Em vigor desde 2020, a LGPD é aplicada às pessoas física e jurídicas, nacionais e estrangeiras, que atuam no País, regulamentando a atuação daqueles que manipulam dados pessoais. Os ditames alcançam o sistema eleitoral, buscando resguardar a escolha pessoal dos eleitores, o direito à privacidade e a própria democracia.
Vale recordar o escândalo dos dados de usuários do Facebook coletados, sem permissão, pela empresa Cambridge Analytica, utilizados para influenciar a opinião de cerca de 50 milhões de eleitores norte-americanos nas eleições de 2016.
A eficácia da prática foi comprovada e, à época, a Secretaria Nacional de Defesa do Consumidor intimou o Facebook Brasil a prestar informações sobre o compartilhamento de dados de usuários brasileiros.
A LGPD demandou uma transformação nos tribunais eleitorais brasileiros. Diversas resoluções da Justiça Eleitoral já regiam os princípios da integridade e da garantia dos direitos do cidadão. Foi necessária a criação de grupos de trabalho, novos atos normativos e a implantação de unidades encarregadas de dados pessoais nos tribunais regionais.
Nas eleições de 2022, o TSE discutiu matéria que tratava de dados sensíveis dos candidatos por meio do “divulgacand”- plataforma destinada a concentrar os dados das candidaturas. A transparência, essencial ao processo de escolha nos pleitos, precisava se adequar ao tratamento criterioso de dados íntimos e privados dos candidatos.

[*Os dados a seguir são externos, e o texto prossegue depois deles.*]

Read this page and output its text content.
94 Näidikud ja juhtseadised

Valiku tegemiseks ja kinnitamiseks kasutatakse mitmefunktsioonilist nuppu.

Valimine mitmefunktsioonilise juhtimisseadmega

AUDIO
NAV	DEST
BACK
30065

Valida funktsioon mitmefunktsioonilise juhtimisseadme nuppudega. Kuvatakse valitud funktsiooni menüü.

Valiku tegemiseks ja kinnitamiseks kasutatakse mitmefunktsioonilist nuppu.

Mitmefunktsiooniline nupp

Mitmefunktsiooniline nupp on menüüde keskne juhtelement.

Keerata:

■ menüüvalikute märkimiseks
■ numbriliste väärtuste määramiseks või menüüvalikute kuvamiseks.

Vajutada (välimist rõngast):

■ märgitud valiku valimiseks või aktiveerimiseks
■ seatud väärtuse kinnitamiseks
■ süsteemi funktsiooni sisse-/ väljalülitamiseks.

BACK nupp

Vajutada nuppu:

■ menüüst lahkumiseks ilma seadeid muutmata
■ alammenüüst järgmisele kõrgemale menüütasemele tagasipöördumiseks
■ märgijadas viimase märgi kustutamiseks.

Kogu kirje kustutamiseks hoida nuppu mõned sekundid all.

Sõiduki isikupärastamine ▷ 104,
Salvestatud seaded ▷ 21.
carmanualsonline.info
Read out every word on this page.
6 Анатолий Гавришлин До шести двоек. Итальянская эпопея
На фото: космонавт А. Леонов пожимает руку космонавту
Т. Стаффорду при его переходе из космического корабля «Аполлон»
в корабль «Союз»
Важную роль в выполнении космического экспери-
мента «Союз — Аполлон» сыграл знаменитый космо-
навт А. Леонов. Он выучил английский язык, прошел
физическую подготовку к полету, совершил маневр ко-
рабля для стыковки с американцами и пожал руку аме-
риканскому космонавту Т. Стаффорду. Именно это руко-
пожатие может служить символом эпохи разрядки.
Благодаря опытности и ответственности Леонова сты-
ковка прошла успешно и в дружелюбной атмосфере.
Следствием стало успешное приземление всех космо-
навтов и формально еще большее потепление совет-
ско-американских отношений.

No entendimento do ministro Edson Fachin, a apresentação de documentos pessoais, endereços residenciais e contatos telefônicos extrapolavam o limite do dever de transparência. Entendeu-se, portanto, que apenas os dados essenciaisà identificação do candidato para cumprir a transparência deveriam ser divulgados.
Apesar deste exemplo claro de adequação aos ditames da LGPD, o tratamento adequado dos dados pessoais não foi devidamente implementado nas campanhas. Práticas como mineração de dados pessoais por meio de automatização, aquisição de bancos de dados e a captura de informações por georreferenciamento, com o disparo de mensagens sem a prévia anuência dos eleitores foram registradas em diversas localidades.
Disparos em massa, fakenews e demais práticas ainda fazem parte da cartela de serviços observada nas eleições deste ano. Relatos e denúncias de uso de bancos de dados de terceiros foram recorrentes durante o primeiro turno. No Paraná, existem suspeitas de que a base de dados de serviços públicos, como o Detran, tenha sido usada de forma irregular.
Para os profissionais que atuam com a proteção de dados, a eleição ainda precisa avançar na aplicação da lei. Apesar de o legislador já ter incorporado elementos da LGPD, em especial nos ditames da Lei nº 9.504/1997, mudanças significativas serão necessárias na busca pela implementação efetiva da proteção de dados de eleitores, especialmente no período do pleito.
Possivelmente, o caminho mais adequado seja a compreensão de partidos políticos da necessidade de controle interno e compliance, que visem coibir dentro de suas instituições a obtenção irregular de dados pessoais, formas de comunicação indevidas, contatos não autorizados e a propagação de informações falsas, com regulação e controle.